Finance minister Patrick Chinamasa yesterday claimed depositors were fuelling the country’s biting cash crisis by keeping money outside the formal banking system.
But depositors have said they were resorting to “pillow banking” because they could not access their cash from banks when they needed it.
Zimbabwe has been experiencing cash shortages in the past few weeks — reminiscent of the 2008 economic and political crisis — with depositors queuing for days at banks to get their hard-earned money.
“The liquidity crisis is a problem that we have to look squarely in the face and address,” Chinamasa said bizarrely, claiming that government was putting in place various measures, including a national financial strategy to ease the challenge.
“We have to understand that we don’t print the United States dollar. We are a unique country — one of three countries in the world — that pays wages and buys small goods like mazhanje in United States dollars and that comes with its own challenges,” he said.
Zimbabwe abandoned its own currency in 2009 and now uses mainly the US dollar and the South African rand, although other currencies are also legal tender.

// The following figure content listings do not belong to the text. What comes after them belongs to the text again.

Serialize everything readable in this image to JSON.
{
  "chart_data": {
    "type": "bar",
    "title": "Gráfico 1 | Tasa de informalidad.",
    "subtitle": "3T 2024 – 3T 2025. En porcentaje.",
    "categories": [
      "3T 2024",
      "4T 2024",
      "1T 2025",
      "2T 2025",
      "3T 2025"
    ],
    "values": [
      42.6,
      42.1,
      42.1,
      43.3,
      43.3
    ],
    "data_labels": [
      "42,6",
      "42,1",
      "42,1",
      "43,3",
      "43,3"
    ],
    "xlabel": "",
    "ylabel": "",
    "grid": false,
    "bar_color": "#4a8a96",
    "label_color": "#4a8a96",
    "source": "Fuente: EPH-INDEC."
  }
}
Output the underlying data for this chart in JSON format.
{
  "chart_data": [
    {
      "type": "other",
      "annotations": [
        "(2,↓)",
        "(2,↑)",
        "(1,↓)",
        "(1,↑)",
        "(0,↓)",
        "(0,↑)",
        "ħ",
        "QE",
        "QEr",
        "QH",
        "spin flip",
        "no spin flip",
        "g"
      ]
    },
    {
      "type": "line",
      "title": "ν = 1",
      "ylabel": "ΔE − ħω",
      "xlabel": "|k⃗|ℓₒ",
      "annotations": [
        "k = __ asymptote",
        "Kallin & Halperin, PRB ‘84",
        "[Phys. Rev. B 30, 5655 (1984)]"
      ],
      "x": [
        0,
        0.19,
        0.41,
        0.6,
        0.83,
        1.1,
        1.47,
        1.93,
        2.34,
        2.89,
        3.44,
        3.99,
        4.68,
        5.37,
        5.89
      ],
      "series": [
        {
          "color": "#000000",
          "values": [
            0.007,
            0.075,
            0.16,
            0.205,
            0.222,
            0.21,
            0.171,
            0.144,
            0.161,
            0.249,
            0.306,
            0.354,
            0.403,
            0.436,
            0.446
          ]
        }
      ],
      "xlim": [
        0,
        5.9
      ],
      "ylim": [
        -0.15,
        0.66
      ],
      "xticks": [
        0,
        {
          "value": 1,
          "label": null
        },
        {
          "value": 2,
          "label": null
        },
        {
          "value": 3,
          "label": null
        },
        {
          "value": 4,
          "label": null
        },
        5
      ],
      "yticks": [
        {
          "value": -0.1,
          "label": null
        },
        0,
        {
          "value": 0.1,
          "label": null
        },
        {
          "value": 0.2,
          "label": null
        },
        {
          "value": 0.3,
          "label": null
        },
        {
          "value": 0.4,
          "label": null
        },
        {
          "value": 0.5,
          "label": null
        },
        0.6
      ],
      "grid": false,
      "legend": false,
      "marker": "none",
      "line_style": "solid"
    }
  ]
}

However, the recent depreciation of regional currencies against the greenback has seen the country losing more money to increased imports, as it is now cheaper to import than buying local products.
Chinamasa added that the “temporary cash shortages” were also being accelerated by Zimbabweans refusal to embrace plastic money.
“Although we don’t print the US dollar we are a cash economy. Last year, tobacco farmers were all paid $600 million in cash which they went and put under the pillow. You cannot move money out of the banking system and expect banks to remain with money,” he said.